Validation of transcriptome

Since transcript assembly needs to be validated and as our interest was in drought stress metabolism, we choose to validate using six genes involved in drought stress (Table 9). The transcripts of all the six abiotic stress genes, viz., transcription factor MYC2, 9-cis-epoxycarotenoid dioxygenase, l-ascorbate peroxidase, aminocyclopropanecarboxylate oxidase, (+)-abscisic acid 8′-hydroxylase, and WRKY transcription factor were confirmed by reverse transcription polymerase chain reaction (RT-PCR), as was observed in an agarose gel. The amplicon sizes matched with the expected size of the gene based on assembled transcripts (Fig. 9). Transcription factor MYC2, 9-cis-epoxycarotenoid dioxygenase, l-ascorbate peroxidase, aminocyclopropanecarboxylate oxidase, (+)-abscisic acid 8′-hydroxylase, and WRKY transcription factor PCR products were further Sanger sequenced for confirmation, giving ∼100 % identity with the assembled transcriptome sequences (File S1). This is the first time that these genes have been identified in Cassia angustifolia. The sequences have been deposited at NCBI as mRNA sequences.

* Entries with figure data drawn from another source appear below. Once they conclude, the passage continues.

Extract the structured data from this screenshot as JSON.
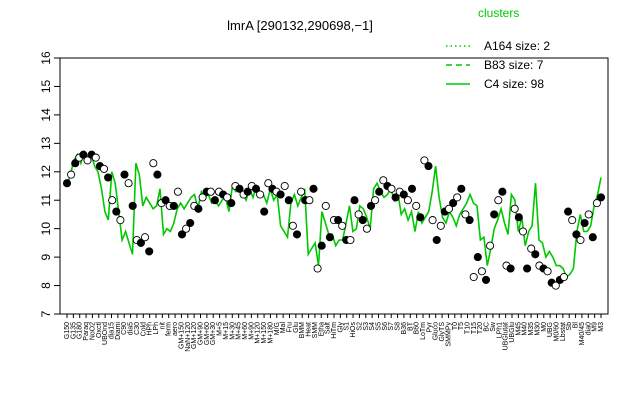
{
  "chart_data": {
    "type": "line",
    "title": "lmrA [290132,290698,−1]",
    "xlabel": "",
    "ylabel": "",
    "ylim": [
      7,
      16
    ],
    "yticks": [
      7,
      8,
      9,
      10,
      11,
      12,
      13,
      14,
      15,
      16
    ],
    "grid": false,
    "legend": {
      "title": "clusters",
      "placement": "top-right",
      "entries": [
        {
          "label": "A164 size: 2",
          "style": "dotted"
        },
        {
          "label": "B83 size: 7",
          "style": "dashed"
        },
        {
          "label": "C4 size: 98",
          "style": "solid"
        }
      ]
    },
    "colors": {
      "lines": "#00c800",
      "points": "#000000"
    },
    "xtick_labels": [
      "G150",
      "G135",
      "G180",
      "Paraq",
      "NoO2",
      "Oxctl",
      "UBOnd",
      "dia15",
      "Diami",
      "C90",
      "dia5",
      "C30",
      "Cold",
      "HPh",
      "LPh",
      "nit",
      "ferm",
      "aero",
      "GM+150",
      "NaN+120",
      "GM+120",
      "GM+90",
      "GM+60",
      "GM+30",
      "M+5",
      "M+15",
      "M+30",
      "M+45",
      "M+60",
      "M+90",
      "M+120",
      "M+150",
      "M+180",
      "M/G",
      "Mal",
      "Fru",
      "Glu",
      "BMM",
      "Heat",
      "SMM",
      "Etha",
      "Salt",
      "HiTm",
      "Gly",
      "S1",
      "HiOs",
      "S2",
      "S3",
      "S4",
      "S5",
      "S6",
      "S7",
      "S8",
      "B36",
      "BT",
      "B60",
      "LoTm",
      "Pyr",
      "Gluco",
      "GlyTS",
      "SMMPy",
      "T0",
      "T5",
      "T10",
      "T15",
      "T20",
      "BC",
      "Sw",
      "LPh1",
      "UBGlutat",
      "UBGlu",
      "M45",
      "M40",
      "M35",
      "M30",
      "M0",
      "UBG",
      "M0/60",
      "Lbstat",
      "Sb",
      "Bl",
      "M40/45",
      "dia0",
      "M9",
      "M3"
    ],
    "series": [
      {
        "name": "",
        "points": [
          {
            "x": 1,
            "y": 11.5
          },
          {
            "x": 2,
            "y": 11.9
          },
          {
            "x": 3,
            "y": 12.4
          },
          {
            "x": 4,
            "y": 12.6
          },
          {
            "x": 5,
            "y": 12.3
          },
          {
            "x": 6,
            "y": 12.7
          },
          {
            "x": 7,
            "y": 12.5
          },
          {
            "x": 8,
            "y": 12.6
          },
          {
            "x": 9,
            "y": 12.2
          },
          {
            "x": 10,
            "y": 12.0
          },
          {
            "x": 11,
            "y": 11.4
          },
          {
            "x": 12,
            "y": 10.6
          },
          {
            "x": 13,
            "y": 10.3
          },
          {
            "x": 14,
            "y": 12.0
          },
          {
            "x": 15,
            "y": 11.6
          },
          {
            "x": 16,
            "y": 10.6
          },
          {
            "x": 17,
            "y": 9.6
          },
          {
            "x": 18,
            "y": 9.9
          },
          {
            "x": 19,
            "y": 9.5
          },
          {
            "x": 20,
            "y": 9.1
          },
          {
            "x": 21,
            "y": 12.3
          },
          {
            "x": 22,
            "y": 11.9
          },
          {
            "x": 23,
            "y": 10.8
          },
          {
            "x": 24,
            "y": 11.1
          },
          {
            "x": 25,
            "y": 10.9
          },
          {
            "x": 26,
            "y": 10.7
          },
          {
            "x": 27,
            "y": 10.8
          },
          {
            "x": 28,
            "y": 11.4
          },
          {
            "x": 29,
            "y": 9.8
          },
          {
            "x": 30,
            "y": 10.0
          },
          {
            "x": 31,
            "y": 9.9
          },
          {
            "x": 32,
            "y": 10.2
          },
          {
            "x": 33,
            "y": 10.7
          },
          {
            "x": 34,
            "y": 10.9
          },
          {
            "x": 35,
            "y": 10.7
          },
          {
            "x": 36,
            "y": 10.9
          },
          {
            "x": 37,
            "y": 11.1
          },
          {
            "x": 38,
            "y": 11.2
          },
          {
            "x": 39,
            "y": 10.7
          },
          {
            "x": 40,
            "y": 11.3
          },
          {
            "x": 41,
            "y": 11.1
          },
          {
            "x": 42,
            "y": 11.2
          },
          {
            "x": 43,
            "y": 10.9
          },
          {
            "x": 44,
            "y": 11.0
          },
          {
            "x": 45,
            "y": 10.8
          },
          {
            "x": 46,
            "y": 11.0
          },
          {
            "x": 47,
            "y": 11.1
          },
          {
            "x": 48,
            "y": 10.6
          },
          {
            "x": 49,
            "y": 11.5
          },
          {
            "x": 50,
            "y": 11.3
          },
          {
            "x": 51,
            "y": 11.4
          },
          {
            "x": 52,
            "y": 11.2
          },
          {
            "x": 53,
            "y": 11.0
          },
          {
            "x": 54,
            "y": 11.4
          },
          {
            "x": 55,
            "y": 11.1
          },
          {
            "x": 56,
            "y": 11.5
          },
          {
            "x": 57,
            "y": 11.3
          },
          {
            "x": 58,
            "y": 11.2
          },
          {
            "x": 59,
            "y": 10.9
          },
          {
            "x": 60,
            "y": 11.4
          },
          {
            "x": 61,
            "y": 11.0
          },
          {
            "x": 62,
            "y": 11.2
          },
          {
            "x": 63,
            "y": 10.1
          },
          {
            "x": 64,
            "y": 9.9
          },
          {
            "x": 65,
            "y": 9.7
          },
          {
            "x": 66,
            "y": 10.9
          },
          {
            "x": 67,
            "y": 11.2
          },
          {
            "x": 68,
            "y": 10.8
          },
          {
            "x": 69,
            "y": 11.1
          },
          {
            "x": 70,
            "y": 11.4
          },
          {
            "x": 71,
            "y": 9.1
          },
          {
            "x": 72,
            "y": 9.3
          },
          {
            "x": 73,
            "y": 9.5
          },
          {
            "x": 74,
            "y": 8.7
          },
          {
            "x": 75,
            "y": 10.6
          },
          {
            "x": 76,
            "y": 10.2
          },
          {
            "x": 77,
            "y": 9.8
          },
          {
            "x": 78,
            "y": 9.8
          },
          {
            "x": 79,
            "y": 9.4
          },
          {
            "x": 80,
            "y": 9.6
          },
          {
            "x": 81,
            "y": 9.6
          },
          {
            "x": 82,
            "y": 10.2
          },
          {
            "x": 83,
            "y": 10.8
          },
          {
            "x": 84,
            "y": 9.9
          },
          {
            "x": 85,
            "y": 10.0
          },
          {
            "x": 86,
            "y": 10.8
          },
          {
            "x": 87,
            "y": 10.7
          },
          {
            "x": 88,
            "y": 10.4
          },
          {
            "x": 89,
            "y": 10.0
          },
          {
            "x": 90,
            "y": 11.4
          },
          {
            "x": 91,
            "y": 11.6
          },
          {
            "x": 92,
            "y": 11.3
          },
          {
            "x": 93,
            "y": 11.1
          },
          {
            "x": 94,
            "y": 11.2
          },
          {
            "x": 95,
            "y": 11.4
          },
          {
            "x": 96,
            "y": 11.0
          },
          {
            "x": 97,
            "y": 11.3
          },
          {
            "x": 98,
            "y": 10.5
          },
          {
            "x": 99,
            "y": 10.7
          },
          {
            "x": 100,
            "y": 10.3
          },
          {
            "x": 101,
            "y": 10.6
          },
          {
            "x": 102,
            "y": 9.9
          },
          {
            "x": 103,
            "y": 10.6
          },
          {
            "x": 104,
            "y": 10.2
          },
          {
            "x": 105,
            "y": 10.4
          },
          {
            "x": 106,
            "y": 10.6
          },
          {
            "x": 107,
            "y": 11.3
          },
          {
            "x": 108,
            "y": 12.2
          },
          {
            "x": 109,
            "y": 11.1
          },
          {
            "x": 110,
            "y": 10.4
          },
          {
            "x": 111,
            "y": 10.2
          },
          {
            "x": 112,
            "y": 10.6
          },
          {
            "x": 113,
            "y": 10.4
          },
          {
            "x": 114,
            "y": 10.1
          },
          {
            "x": 115,
            "y": 10.5
          },
          {
            "x": 116,
            "y": 10.7
          },
          {
            "x": 117,
            "y": 10.9
          },
          {
            "x": 118,
            "y": 11.2
          },
          {
            "x": 119,
            "y": 10.9
          },
          {
            "x": 120,
            "y": 10.8
          },
          {
            "x": 121,
            "y": 9.6
          },
          {
            "x": 122,
            "y": 9.7
          },
          {
            "x": 123,
            "y": 8.7
          },
          {
            "x": 124,
            "y": 9.3
          },
          {
            "x": 125,
            "y": 10.0
          },
          {
            "x": 126,
            "y": 10.3
          },
          {
            "x": 127,
            "y": 10.7
          },
          {
            "x": 128,
            "y": 10.2
          },
          {
            "x": 129,
            "y": 9.8
          },
          {
            "x": 130,
            "y": 11.2
          },
          {
            "x": 131,
            "y": 11.0
          },
          {
            "x": 132,
            "y": 9.9
          },
          {
            "x": 133,
            "y": 10.4
          },
          {
            "x": 134,
            "y": 9.4
          },
          {
            "x": 135,
            "y": 9.9
          },
          {
            "x": 136,
            "y": 10.1
          },
          {
            "x": 137,
            "y": 11.6
          },
          {
            "x": 138,
            "y": 9.6
          },
          {
            "x": 139,
            "y": 9.5
          },
          {
            "x": 140,
            "y": 9.0
          },
          {
            "x": 141,
            "y": 9.2
          },
          {
            "x": 142,
            "y": 9.0
          },
          {
            "x": 143,
            "y": 8.7
          },
          {
            "x": 144,
            "y": 8.7
          },
          {
            "x": 145,
            "y": 8.6
          },
          {
            "x": 146,
            "y": 8.3
          },
          {
            "x": 147,
            "y": 8.4
          },
          {
            "x": 148,
            "y": 8.6
          },
          {
            "x": 149,
            "y": 9.9
          },
          {
            "x": 150,
            "y": 10.5
          },
          {
            "x": 151,
            "y": 9.9
          },
          {
            "x": 152,
            "y": 9.9
          },
          {
            "x": 153,
            "y": 10.1
          },
          {
            "x": 154,
            "y": 10.8
          },
          {
            "x": 155,
            "y": 11.2
          },
          {
            "x": 156,
            "y": 11.8
          }
        ]
      }
    ],
    "points": [
      [
        1,
        11.6
      ],
      [
        2,
        11.9
      ],
      [
        3,
        12.3
      ],
      [
        4,
        12.5
      ],
      [
        5,
        12.6
      ],
      [
        6,
        12.4
      ],
      [
        7,
        12.6
      ],
      [
        8,
        12.5
      ],
      [
        9,
        12.2
      ],
      [
        10,
        12.1
      ],
      [
        11,
        11.8
      ],
      [
        12,
        11.0
      ],
      [
        13,
        10.6
      ],
      [
        14,
        10.3
      ],
      [
        15,
        11.9
      ],
      [
        16,
        11.6
      ],
      [
        17,
        10.8
      ],
      [
        18,
        9.6
      ],
      [
        19,
        9.5
      ],
      [
        20,
        9.7
      ],
      [
        21,
        9.2
      ],
      [
        22,
        12.3
      ],
      [
        23,
        11.9
      ],
      [
        24,
        10.9
      ],
      [
        25,
        11.0
      ],
      [
        26,
        10.8
      ],
      [
        27,
        10.8
      ],
      [
        28,
        11.3
      ],
      [
        29,
        9.8
      ],
      [
        30,
        10.0
      ],
      [
        31,
        10.2
      ],
      [
        32,
        10.8
      ],
      [
        33,
        10.7
      ],
      [
        34,
        11.1
      ],
      [
        35,
        11.3
      ],
      [
        36,
        11.3
      ],
      [
        37,
        11.0
      ],
      [
        38,
        11.3
      ],
      [
        39,
        11.2
      ],
      [
        40,
        11.1
      ],
      [
        41,
        10.9
      ],
      [
        42,
        11.5
      ],
      [
        43,
        11.4
      ],
      [
        44,
        11.2
      ],
      [
        45,
        11.3
      ],
      [
        46,
        11.5
      ],
      [
        47,
        11.4
      ],
      [
        48,
        11.2
      ],
      [
        49,
        10.6
      ],
      [
        50,
        11.6
      ],
      [
        51,
        11.4
      ],
      [
        52,
        11.3
      ],
      [
        53,
        11.2
      ],
      [
        54,
        11.5
      ],
      [
        55,
        11.0
      ],
      [
        56,
        10.1
      ],
      [
        57,
        9.8
      ],
      [
        58,
        11.3
      ],
      [
        59,
        11.0
      ],
      [
        60,
        11.0
      ],
      [
        61,
        11.4
      ],
      [
        62,
        8.6
      ],
      [
        63,
        9.4
      ],
      [
        64,
        10.8
      ],
      [
        65,
        9.7
      ],
      [
        66,
        10.3
      ],
      [
        67,
        10.3
      ],
      [
        68,
        10.1
      ],
      [
        69,
        9.6
      ],
      [
        70,
        9.6
      ],
      [
        71,
        11.0
      ],
      [
        72,
        10.5
      ],
      [
        73,
        10.3
      ],
      [
        74,
        10.0
      ],
      [
        75,
        10.8
      ],
      [
        76,
        11.0
      ],
      [
        77,
        11.3
      ],
      [
        78,
        11.7
      ],
      [
        79,
        11.5
      ],
      [
        80,
        11.4
      ],
      [
        81,
        11.1
      ],
      [
        82,
        11.3
      ],
      [
        83,
        11.2
      ],
      [
        84,
        11.0
      ],
      [
        85,
        11.4
      ],
      [
        86,
        10.8
      ],
      [
        87,
        10.4
      ],
      [
        88,
        12.4
      ],
      [
        89,
        12.2
      ],
      [
        90,
        10.3
      ],
      [
        91,
        9.6
      ],
      [
        92,
        10.1
      ],
      [
        93,
        10.6
      ],
      [
        94,
        10.7
      ],
      [
        95,
        10.9
      ],
      [
        96,
        11.1
      ],
      [
        97,
        11.4
      ],
      [
        98,
        10.5
      ],
      [
        99,
        10.3
      ],
      [
        100,
        8.3
      ],
      [
        101,
        9.0
      ],
      [
        102,
        8.5
      ],
      [
        103,
        8.2
      ],
      [
        104,
        9.4
      ],
      [
        105,
        10.5
      ],
      [
        106,
        11.0
      ],
      [
        107,
        11.3
      ],
      [
        108,
        8.7
      ],
      [
        109,
        8.6
      ],
      [
        110,
        10.7
      ],
      [
        111,
        10.4
      ],
      [
        112,
        9.9
      ],
      [
        113,
        8.6
      ],
      [
        114,
        9.3
      ],
      [
        115,
        9.1
      ],
      [
        116,
        8.7
      ],
      [
        117,
        8.6
      ],
      [
        118,
        8.5
      ],
      [
        119,
        8.1
      ],
      [
        120,
        8.0
      ],
      [
        121,
        8.2
      ],
      [
        122,
        8.3
      ],
      [
        123,
        10.6
      ],
      [
        124,
        10.3
      ],
      [
        125,
        9.8
      ],
      [
        126,
        9.6
      ],
      [
        127,
        10.2
      ],
      [
        128,
        10.5
      ],
      [
        129,
        9.7
      ],
      [
        130,
        10.9
      ],
      [
        131,
        11.1
      ]
    ]
  }
}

Table 9 List of gene specific primers used for validation of assembly
Fig. 9
figure 9

Detection and validation of different drought-related genes in Cassia angustifolia. cDNA was used as template to amplify drought stress-related genes. The amplified fragments were analyzed by 1.5 % agarose gel electrophoresis. DNA ladder containing 14 bands (from down 100, 200, 300, 400, 500, 600, 700, 800, 900, 1000, 1200, 1500, 2000, 3000; O’gene ruler 100 bp plus DNA ladder SM1153) was used. Lane L: DNA ladder; lane 1: WrkyIDCa01 (∼1200 bp); lane 2: MycIDCa02 (∼1500 bp); lane 3: NcedIDCa02 (∼1300 bp); lane 4: Aba8hIDCa02 (∼1100 bp); lane 5: ApxIDCa01 (∼1400 bp); lane 6: AccoIDCa01 (∼600 bp)

Conclusions

In this study, we performed large-scale transcriptome sequencing of senna, an important drought-tolerant herb cultivated in arid and semi-arid tropics. Insufficient transcriptomic and genomic data in public databases has limited our understanding of the molecular mechanism underlying the drought stress tolerance of senna. More than 200 million reads were generated and assembled into 43,413 unique transcripts which were further extensively annotated by comparing sequences with different databases. Coding DNA sequences (CDS) encoding various drought stress-regulated pathways such as signaling factors, protein-modifying/degrading enzymes, biosynthesis of phytohormone, phytohormone signaling, osmotically active compounds, free radical scavengers, chlorophyll metabolism, leaf cuticular wax, polyamines, and protective proteins were identified through BLASTX search. Six genes (transcription factor MYC2, 9-cis-epoxycarotenoid dioxygenase, l-ascorbate peroxidase, aminocyclopropane carboxylate oxidase, (+)-abscisic acid 8′-hydroxylase, and WRKY transcription factor) encoding enzymes involved in drought stress regulation were confirmed through RT-PCR and Sanger sequencing for the first time in senna. The potential drought stress-related transcripts identified in this study provide a good start for further investigation into the drought adaptation in senna. Additionally, our transcriptome sequences can be a valuable resource for accelerated genomics-assisted genetic improvement programs and facilitate a better understanding and more effective manipulation of biochemical pathways for developing drought-tolerant crop plants.